Herr Kollege Krischer, Sie haben mehrere Punkte angesprochen:
Erstens. Die Frage der Löschung der Zertifikate wird im Bericht der Kommission als Empfehlung an die Bundesregierung ausgesprochen. Wir haben deutlich gemacht, dass wir darüber im Zusammenhang mit den ersten Abschaltungen entscheiden werden. Das ist auch deshalb notwendig, weil man dann die Situation im Hinblick auf die ETS-Preise und die energiepolitische Gesamtsituation am besten beurteilen kann. Das ist keine Absage daran; vielmehr haben wir deutlich gemacht: Mit den Abschaltungen wird diese Frage geklärt werden.
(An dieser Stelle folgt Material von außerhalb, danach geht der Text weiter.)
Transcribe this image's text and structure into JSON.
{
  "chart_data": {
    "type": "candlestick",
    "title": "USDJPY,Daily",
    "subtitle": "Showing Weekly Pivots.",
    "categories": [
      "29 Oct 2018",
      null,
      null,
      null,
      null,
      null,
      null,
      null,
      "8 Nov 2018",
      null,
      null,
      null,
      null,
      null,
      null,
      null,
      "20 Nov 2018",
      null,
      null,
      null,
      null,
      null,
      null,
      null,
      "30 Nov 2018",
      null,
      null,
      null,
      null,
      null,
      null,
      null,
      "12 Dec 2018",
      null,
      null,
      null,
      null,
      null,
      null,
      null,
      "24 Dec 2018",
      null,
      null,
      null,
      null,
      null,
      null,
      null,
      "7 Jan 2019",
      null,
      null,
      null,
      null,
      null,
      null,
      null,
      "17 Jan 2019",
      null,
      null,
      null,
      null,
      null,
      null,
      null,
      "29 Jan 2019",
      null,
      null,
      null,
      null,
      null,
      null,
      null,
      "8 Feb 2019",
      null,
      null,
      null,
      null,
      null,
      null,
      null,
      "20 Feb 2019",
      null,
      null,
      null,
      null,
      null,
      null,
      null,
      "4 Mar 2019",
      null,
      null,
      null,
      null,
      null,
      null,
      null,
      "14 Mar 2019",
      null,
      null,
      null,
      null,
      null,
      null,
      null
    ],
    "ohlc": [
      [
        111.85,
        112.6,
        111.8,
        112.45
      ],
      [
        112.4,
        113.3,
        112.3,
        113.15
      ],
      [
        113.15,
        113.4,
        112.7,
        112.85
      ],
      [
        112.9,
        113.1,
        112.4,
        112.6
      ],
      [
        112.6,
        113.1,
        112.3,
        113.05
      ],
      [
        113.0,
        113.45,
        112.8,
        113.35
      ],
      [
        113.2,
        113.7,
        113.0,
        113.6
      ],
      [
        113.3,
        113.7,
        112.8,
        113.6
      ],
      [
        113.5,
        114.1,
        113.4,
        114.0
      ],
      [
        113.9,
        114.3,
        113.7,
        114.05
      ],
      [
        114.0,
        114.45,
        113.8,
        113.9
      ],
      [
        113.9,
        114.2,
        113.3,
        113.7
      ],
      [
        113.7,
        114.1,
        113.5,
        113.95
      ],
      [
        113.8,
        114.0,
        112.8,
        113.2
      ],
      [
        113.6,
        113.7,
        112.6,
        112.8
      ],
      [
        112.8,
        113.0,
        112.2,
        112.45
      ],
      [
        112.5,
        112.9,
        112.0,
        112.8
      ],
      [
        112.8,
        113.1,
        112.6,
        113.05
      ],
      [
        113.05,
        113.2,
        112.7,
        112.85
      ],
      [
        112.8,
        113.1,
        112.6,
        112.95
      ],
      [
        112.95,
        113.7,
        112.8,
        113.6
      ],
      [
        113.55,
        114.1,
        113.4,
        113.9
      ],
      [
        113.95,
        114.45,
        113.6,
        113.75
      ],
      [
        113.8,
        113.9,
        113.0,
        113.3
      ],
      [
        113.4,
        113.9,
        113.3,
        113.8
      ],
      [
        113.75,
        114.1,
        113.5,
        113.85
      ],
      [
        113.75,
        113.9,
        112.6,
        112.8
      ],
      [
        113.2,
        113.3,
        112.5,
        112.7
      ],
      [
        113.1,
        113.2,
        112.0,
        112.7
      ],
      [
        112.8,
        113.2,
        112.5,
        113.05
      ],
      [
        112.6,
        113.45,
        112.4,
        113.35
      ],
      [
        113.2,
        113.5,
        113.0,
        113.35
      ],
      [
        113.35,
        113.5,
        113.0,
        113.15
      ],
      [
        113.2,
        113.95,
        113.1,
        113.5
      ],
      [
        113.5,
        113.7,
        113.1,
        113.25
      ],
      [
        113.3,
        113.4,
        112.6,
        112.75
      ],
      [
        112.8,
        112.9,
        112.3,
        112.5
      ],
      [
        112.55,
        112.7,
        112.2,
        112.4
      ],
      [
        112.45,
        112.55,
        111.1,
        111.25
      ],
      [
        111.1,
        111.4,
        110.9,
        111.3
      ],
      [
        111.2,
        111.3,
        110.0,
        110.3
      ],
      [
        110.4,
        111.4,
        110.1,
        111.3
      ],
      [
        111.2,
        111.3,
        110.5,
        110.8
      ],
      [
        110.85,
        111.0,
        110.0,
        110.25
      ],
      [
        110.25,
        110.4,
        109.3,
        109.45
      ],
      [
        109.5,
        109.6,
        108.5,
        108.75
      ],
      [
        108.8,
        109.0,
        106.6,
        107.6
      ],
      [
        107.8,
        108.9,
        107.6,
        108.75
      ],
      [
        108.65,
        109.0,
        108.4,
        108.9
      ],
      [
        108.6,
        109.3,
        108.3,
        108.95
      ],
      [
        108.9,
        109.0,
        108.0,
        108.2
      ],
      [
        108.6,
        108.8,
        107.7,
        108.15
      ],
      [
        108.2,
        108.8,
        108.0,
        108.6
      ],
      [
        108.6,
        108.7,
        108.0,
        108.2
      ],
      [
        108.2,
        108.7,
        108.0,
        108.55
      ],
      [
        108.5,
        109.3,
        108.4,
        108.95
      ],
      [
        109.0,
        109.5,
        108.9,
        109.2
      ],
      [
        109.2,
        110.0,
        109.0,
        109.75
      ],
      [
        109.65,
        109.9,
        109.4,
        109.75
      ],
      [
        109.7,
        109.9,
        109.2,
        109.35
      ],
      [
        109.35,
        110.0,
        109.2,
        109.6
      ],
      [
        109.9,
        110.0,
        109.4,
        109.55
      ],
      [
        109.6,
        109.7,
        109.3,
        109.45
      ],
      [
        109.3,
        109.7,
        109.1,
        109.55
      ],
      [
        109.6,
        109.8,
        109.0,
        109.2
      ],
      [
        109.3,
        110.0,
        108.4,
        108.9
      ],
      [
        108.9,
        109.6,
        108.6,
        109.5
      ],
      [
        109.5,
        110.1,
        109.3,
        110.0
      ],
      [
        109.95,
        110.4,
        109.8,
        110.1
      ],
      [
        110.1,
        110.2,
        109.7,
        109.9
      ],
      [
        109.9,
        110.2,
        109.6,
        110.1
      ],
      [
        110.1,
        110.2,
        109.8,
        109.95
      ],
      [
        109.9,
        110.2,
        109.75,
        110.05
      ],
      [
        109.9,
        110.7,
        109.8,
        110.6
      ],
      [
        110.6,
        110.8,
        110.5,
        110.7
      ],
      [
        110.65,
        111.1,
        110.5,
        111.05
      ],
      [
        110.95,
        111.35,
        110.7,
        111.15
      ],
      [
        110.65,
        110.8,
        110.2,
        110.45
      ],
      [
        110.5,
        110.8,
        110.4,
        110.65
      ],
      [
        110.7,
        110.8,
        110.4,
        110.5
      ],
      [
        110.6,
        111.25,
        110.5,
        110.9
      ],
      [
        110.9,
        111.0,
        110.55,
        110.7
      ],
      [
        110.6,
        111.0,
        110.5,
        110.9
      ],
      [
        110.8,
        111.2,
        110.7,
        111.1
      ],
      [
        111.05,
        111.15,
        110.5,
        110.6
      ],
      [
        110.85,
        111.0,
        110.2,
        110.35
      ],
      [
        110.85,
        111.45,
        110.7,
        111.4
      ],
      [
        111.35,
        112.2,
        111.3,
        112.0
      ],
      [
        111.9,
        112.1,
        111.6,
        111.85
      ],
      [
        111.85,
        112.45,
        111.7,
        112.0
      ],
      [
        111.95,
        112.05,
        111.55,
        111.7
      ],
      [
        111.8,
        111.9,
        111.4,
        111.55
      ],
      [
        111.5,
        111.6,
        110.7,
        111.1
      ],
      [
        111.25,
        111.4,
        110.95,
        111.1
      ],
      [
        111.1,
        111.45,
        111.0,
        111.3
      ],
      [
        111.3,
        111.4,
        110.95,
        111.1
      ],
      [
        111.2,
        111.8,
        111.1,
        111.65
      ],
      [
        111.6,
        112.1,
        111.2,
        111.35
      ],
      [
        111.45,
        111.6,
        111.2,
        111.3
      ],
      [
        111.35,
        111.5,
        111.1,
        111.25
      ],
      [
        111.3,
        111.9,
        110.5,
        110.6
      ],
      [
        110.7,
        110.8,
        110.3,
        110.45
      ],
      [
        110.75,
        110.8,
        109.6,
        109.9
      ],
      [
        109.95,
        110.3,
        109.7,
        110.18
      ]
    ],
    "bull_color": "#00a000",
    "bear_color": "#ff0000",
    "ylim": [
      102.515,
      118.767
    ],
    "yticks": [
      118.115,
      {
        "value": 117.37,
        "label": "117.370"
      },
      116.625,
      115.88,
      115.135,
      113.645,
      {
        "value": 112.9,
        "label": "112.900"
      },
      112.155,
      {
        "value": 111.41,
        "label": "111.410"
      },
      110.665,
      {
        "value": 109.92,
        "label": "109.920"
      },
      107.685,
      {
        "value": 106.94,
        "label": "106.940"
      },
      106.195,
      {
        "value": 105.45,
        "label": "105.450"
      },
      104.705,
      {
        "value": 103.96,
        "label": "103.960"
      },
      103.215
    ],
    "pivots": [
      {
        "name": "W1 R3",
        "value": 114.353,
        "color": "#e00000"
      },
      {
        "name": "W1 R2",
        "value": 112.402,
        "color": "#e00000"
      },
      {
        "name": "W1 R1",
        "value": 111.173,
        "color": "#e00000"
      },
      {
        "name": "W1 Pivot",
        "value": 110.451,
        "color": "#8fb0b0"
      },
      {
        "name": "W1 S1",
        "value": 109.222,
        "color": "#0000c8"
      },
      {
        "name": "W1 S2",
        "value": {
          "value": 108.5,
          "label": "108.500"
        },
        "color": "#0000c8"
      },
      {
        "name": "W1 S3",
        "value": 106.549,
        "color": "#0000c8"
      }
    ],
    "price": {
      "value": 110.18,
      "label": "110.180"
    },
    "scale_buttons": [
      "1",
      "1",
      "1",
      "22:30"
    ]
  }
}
Zweitens. Im Hinblick auf die Reihenfolge der Abschaltungen haben wir uns darauf verständigt, dass wir spätestens 2038 aus der Steinkohle- und Braunkohleverstromung ausgestiegen sein werden. In diesem Gesetzentwurf wird deutlich, dass wir einen ersten Schritt bis 2023 vollziehen und dass wir sowohl im Einvernehmen mit den Betreibern, das heißt mit Entschädigungen, wie auch mit Ordnungsrecht dort, wo es unvermeidlich ist, operieren werden.
Es finden derzeit insbesondere Gespräche mit den wenigen Betreibern von Braunkohlekraftwerken statt. Diese Gespräche haben zum Ziel, zu klären, in welcher zeitlichen Perspektive und in welcher Reihenfolge solche Abschaltmaßnahmen geschehen. Ich bitte um Verständnis, dass ich die Vertraulichkeit dieser Gespräche wahren möchte. Aber Sie werden über die Ergebnisse rechtzeitig während des Gesetzgebungsverfahrens informiert.